I have a list of intervals in lists A,B I need to find which intervals overlap between A,B I am trying to find a better method than the brute-force one which has time complexity O(len(A)*len(B)) cause I am working with pretty large lists.
The best method I found is the following one, but it only works correctly if intervals in each list are pairwise disjoint(non-overlapping) which in my case doesn't happen, cause intervals in each list can overlap with each other.
def find_overlaps(A, B):
overlaps = []
i = j = 0
# Sorts intervals in A,B based on start_position of each interval
A_start_sorted = sorted(A, key=lambda x: x[0])
B_start_sorted = sorted(B, key=lambda x: x[0])
# Sorts intervals in A,B based on end_position of each interval
A_end_sorted = sorted(A, key=lambda x: x[1])
B_end_sorted = sorted(B, key=lambda x: x[1])
A = A_start_sorted
B = B_start_sorted
while i < len(A) and j < len(B):
start_A, end_A = A[i]
start_B, end_B = B[j]
# Let's check if A[i] intersects B[j].
# lo - the startpoint of the intersection
# hi - the endpoint of the intersection
lo = max(A[i][0], B[j][0])
hi = min(A[i][1], B[j][1])
if lo <= hi:
overlaps.append([[start_A, end_A],[start_B, end_B]])

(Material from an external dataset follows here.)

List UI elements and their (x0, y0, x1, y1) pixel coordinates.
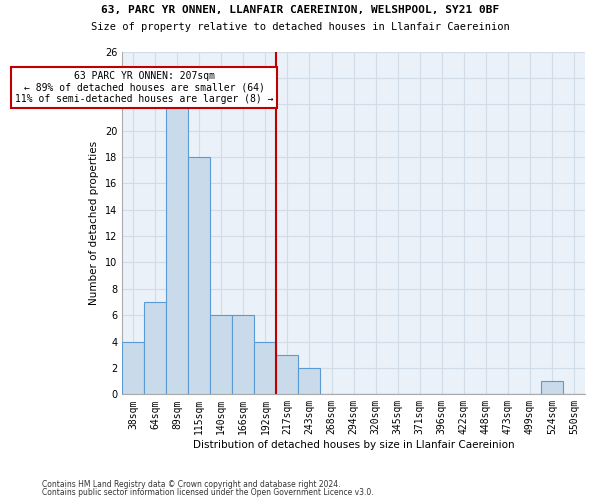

# Remove the interval with the smallest endpoint
if end_A < end_B:
i += 1
else:
j += 1
return overlaps
A = [ [0,8], [2,3], [5,6], [7,9], [10,25], [30,40] ]

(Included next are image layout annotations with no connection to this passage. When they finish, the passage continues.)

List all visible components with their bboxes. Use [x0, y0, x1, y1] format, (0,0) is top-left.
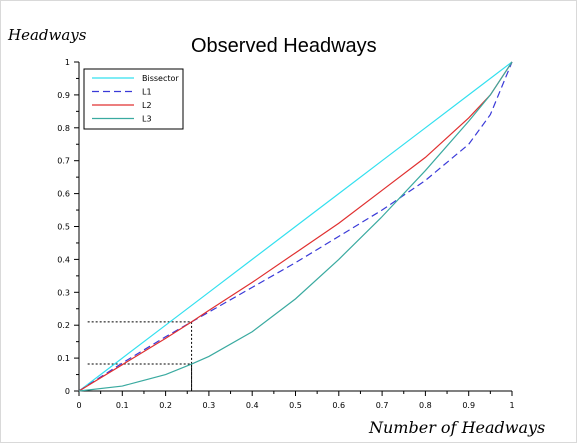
x-tick-label: 0.9	[462, 401, 475, 410]
chart-title: Observed Headways	[191, 35, 377, 57]
legend-label-l3: L3	[142, 115, 152, 124]
x-tick-label: 0	[76, 401, 81, 410]
x-tick-label: 0.2	[159, 401, 172, 410]
legend-label-l1: L1	[142, 88, 152, 97]
x-tick-label: 1	[509, 401, 514, 410]
y-tick-label: 0.7	[57, 157, 70, 166]
x-tick-label: 0.4	[246, 401, 259, 410]
series-line-l1	[78, 61, 513, 392]
y-tick-label: 0.8	[57, 124, 70, 133]
y-tick-label: 0.2	[57, 321, 70, 330]
series-line-bissector	[78, 61, 513, 392]
y-tick-label: 0.9	[57, 91, 70, 100]
y-tick-label: 1	[65, 58, 70, 67]
x-tick-label: 0.1	[116, 401, 129, 410]
series-line-l3	[78, 61, 513, 392]
x-tick-label: 0.8	[419, 401, 432, 410]
x-axis-label: Number of Headways	[369, 418, 546, 437]
y-tick-label: 0.1	[57, 354, 70, 363]
legend-label-l2: L2	[142, 101, 152, 110]
y-tick-label: 0	[65, 387, 70, 396]
x-tick-label: 0.6	[332, 401, 345, 410]
series-line-l2	[78, 61, 513, 392]
y-tick-label: 0.5	[57, 223, 70, 232]
x-tick-label: 0.5	[289, 401, 302, 410]
y-tick-label: 0.3	[57, 288, 70, 297]
x-tick-label: 0.7	[376, 401, 389, 410]
y-axis-label: Headways	[8, 26, 87, 44]
y-tick-label: 0.4	[57, 255, 70, 264]
y-tick-label: 0.6	[57, 190, 70, 199]
legend-label-bissector: Bissector	[142, 74, 179, 83]
x-tick-label: 0.3	[203, 401, 216, 410]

B = [ [0,6], [2,5], [3,4], [6,12], [8,16],[10,20] ]
overlaps = find_overlaps(A,B)
print(f"Overlaps are: {len(overlaps)}")
print(f"overlaps = {overlaps}")
For example the above code returns:
Overlaps are: 9
overlaps = [[[0, 8], [0, 6]], [[0, 8], [2, 5]], [[0, 8], [3, 4]], [[0, 8], [6, 12]], [[5, 6], [6, 12]], [[7, 9], [6, 12]], [[10, 25], [6, 12]], [[10, 25], [8, 16]], [[10, 25], [10, 20]]]
Whereas the right output should be:
Overlaps are: 16
overlaps =
[[[[0,8],[0,6]], [[0,8],[2,5]], [[0,8],[3,4]], [[0,8],[6,12]], [[0,8],[8,16]],
[[2,3],[0,6]], [[2,3],[2,5]], [[2,3],[3,4]],
[[5,6],[0,6]], [[5,6],[2,5]], [[5,6],[6,12]],
[[7,9],[6,12]], [[7,9],[8,16]],
[[10,25],[6,12]], [[10,25],[8,16]], [[10,25],[10,20]]]
I already tried changing the condition if end_A < end_B
on when to move to the next A,B item but always seems to leave some overlaps out.
I also tried adding a second while i < len(A) and j < len(B):
using differently sorted A,B than the previous block so that it gets the overlaps that the first block misses but no success.
I think the idea is right but I can't figure out how to fix the logic. Any help would be appreciated!